Павел открыл дверцу. На полке одиноко стояла маленькая кастрюлька и лежал батон сервелата. Павел невольно вспомнил свои полные закрома, богатую обстановку с коврами и вышитыми салфеточками. У Фиры на стене возле дивана висело прибитое гвоздями байковое одеяло, на окнах вместо занавесок – те же простыни.

– Что так скромно живешь? – Павел не рискнул сказать «бедно». – С санатория много чего можно поиметь.

– Пачкаться не хочу, – просто сказала Фира. – Да и зачем украшать стены, к тому же чужие?

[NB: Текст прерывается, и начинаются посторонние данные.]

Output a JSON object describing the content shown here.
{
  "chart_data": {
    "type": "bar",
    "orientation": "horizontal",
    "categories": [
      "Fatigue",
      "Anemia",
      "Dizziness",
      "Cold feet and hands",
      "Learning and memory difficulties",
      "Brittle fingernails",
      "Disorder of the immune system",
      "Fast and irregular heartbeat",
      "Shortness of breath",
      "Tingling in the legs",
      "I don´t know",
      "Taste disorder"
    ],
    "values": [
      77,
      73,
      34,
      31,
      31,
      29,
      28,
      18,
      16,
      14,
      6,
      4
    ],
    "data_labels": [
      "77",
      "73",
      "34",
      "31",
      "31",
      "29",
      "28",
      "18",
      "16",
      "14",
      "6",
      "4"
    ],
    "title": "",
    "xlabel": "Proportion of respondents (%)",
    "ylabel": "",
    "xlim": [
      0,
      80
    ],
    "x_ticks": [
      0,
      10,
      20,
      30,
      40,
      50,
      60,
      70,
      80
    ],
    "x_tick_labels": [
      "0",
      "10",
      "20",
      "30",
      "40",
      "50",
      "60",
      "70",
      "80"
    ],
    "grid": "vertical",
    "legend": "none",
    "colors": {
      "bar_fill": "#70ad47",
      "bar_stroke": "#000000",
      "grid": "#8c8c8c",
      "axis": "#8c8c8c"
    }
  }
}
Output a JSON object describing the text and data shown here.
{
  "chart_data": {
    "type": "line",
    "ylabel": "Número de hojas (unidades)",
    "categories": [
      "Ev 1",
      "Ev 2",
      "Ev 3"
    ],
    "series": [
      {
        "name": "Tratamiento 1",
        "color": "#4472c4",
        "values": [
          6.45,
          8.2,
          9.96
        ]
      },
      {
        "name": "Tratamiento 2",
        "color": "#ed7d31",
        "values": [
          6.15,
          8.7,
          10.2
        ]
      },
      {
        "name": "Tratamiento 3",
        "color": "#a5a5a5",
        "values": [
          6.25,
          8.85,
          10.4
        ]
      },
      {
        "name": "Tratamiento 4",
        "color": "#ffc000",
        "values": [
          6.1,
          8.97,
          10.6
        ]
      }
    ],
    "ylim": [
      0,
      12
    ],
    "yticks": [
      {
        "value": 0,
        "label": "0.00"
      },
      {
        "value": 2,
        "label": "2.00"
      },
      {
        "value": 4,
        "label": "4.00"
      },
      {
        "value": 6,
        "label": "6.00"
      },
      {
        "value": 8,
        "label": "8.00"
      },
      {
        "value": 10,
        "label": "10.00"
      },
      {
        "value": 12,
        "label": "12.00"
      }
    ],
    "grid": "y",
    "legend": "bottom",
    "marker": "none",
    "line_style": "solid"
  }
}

Своей квартиры мне век не дождаться. Вот на себя, на сына – не жалею, подарки делать люблю, одеться красиво, поесть вкусно, чтобы жизнь была в радость. А барахло копить, деньги – это все прах, пустое.

Фира покромсала сервелат на толстые шматки, выудила из кастрюльки малосольные огурцы, руками разорвала булку и плеснула в стаканы водки. Паша сглотнул слюну. Чокнулись, выпили, закусили. Такой дорогой колбасы жена никогда не покупала.

– Ты себе на утро хоть немного оставь, – заметил Павел, покосившись на исчезающую еду.

– Чего-о? – Фира засмеялась. – Сегодня есть – ешь, завтра не будет – озаботимся. Нашёл о чем думать.

Она повернулась к нему лицом, Павел увидел совсем рядом желто-зеленые глаза и потерял над собой контроль. Они обнялись и упали на диван: она внизу, он сверху, будто на нагретую солнцем перину. Но тут он почувствовал твердость её грудей и живота, и его прошиб пот.

Рот Фиры источал запах знойного тягучего ветра. Паша раскрывал губы, стараясь поймать этот горячий воздух и узнать его вкус. Фира тихо, как серебряный колоколец, смеялась, покусывая Павла за ухо. Зубы у неё были небольшие, ровные, между верхними резцами зияла щель. По народной примете такая женщина способна на страсть и ревность.

На самом деле Фира ревностью не маялась, и не потому что, как ей казалось, любила она по-настоящему только раз – заезжего прибалта, тоже рыжего. Чтобы ревновать, любить не обязательно, достаточно хотеть единолично обладать предметом своего внимания. Фире ревность была не свойственна по складу натуры: спокойной, оптимистичной, слабо рациональной. Жизнь представлялась ей абсолютно понятной. Как яблоко – сколько ни есть сортов, а в середине одно и тоже, и конец предусмотрен, с небольшим числом вариантов. Вот что до страсти, то да, в любви она себя не жалела, потому что ей самой так нравилось, так ей было весело.

Эта веселость и легкость передались Павлу. С нею он испытал острое чувство свободы, вырывавшее его из прошлого и будущего, оставляя только настоящее. Фира заслонила собой всё, что прежде казалось ему важным.

Они стали встречаться почти ежедневно, иногда Павел придумывал ночной рейс в аэропорт (деньги откладывал заранее, чтобы жена не догадалась) и оставался у Фиры до рассвета. За ночь, он, сорокалетний, любил её по десять раз, и каждый был, как первый. Такого с ним прежде не случалось.

Паша никогда перед женщинами не робел, что в них особенного? Они существовали известно для чего. Но Фира творила с ним что-то непонятное. Казалось, тело его переставало жить привычной жизнью, делалось сильным и незнакомым, способным на такие дела, что раньше и не снились. Когда Фира раздевалась, обнажая канапушки на плечах и розовой спине, Пашу от страсти начинал бить озноб.

В общем, Фира была другая, ни на кого не похожая. Какая? А кто её знает. Только жизнь без неё останавливалась.

Первое время Павел не страдал от двойной семейной бухгалтерии. Ну, жена, ну, баба на стороне, эка невидаль! Дома всё оставалось по-прежнему: материальные заботы, дети, хозяйство. Правда, спать с женой, даже изредка, он заставлял себя с трудом, а потому придумал шоферскую болезнь – радикулит. Ложился в постель кряхтя, Саша сочувствовала и с ласками не лезла.

Окно Фириной комнаты выходило на автостоянку, от которой её отделял узкий палисадник из вьющихся роз. Как-то Паша сиганул впопыхах и зацепился рукавом.

– Ты где так порвался? – спросила дома Саша.

– Не знаю. Рубаха, наверно, ветхая.

– Нет, крепкая ещё, два года, как купили, – сказала Саша. – Я заштопаю.

Павел выхватил из рук жены испорченную сорочку, просунул в дырку палец, разорвал одежку пополам и полез в шкаф за другой.

Саша сначала охнула, потом запротестовала: – Новую на работу жалко!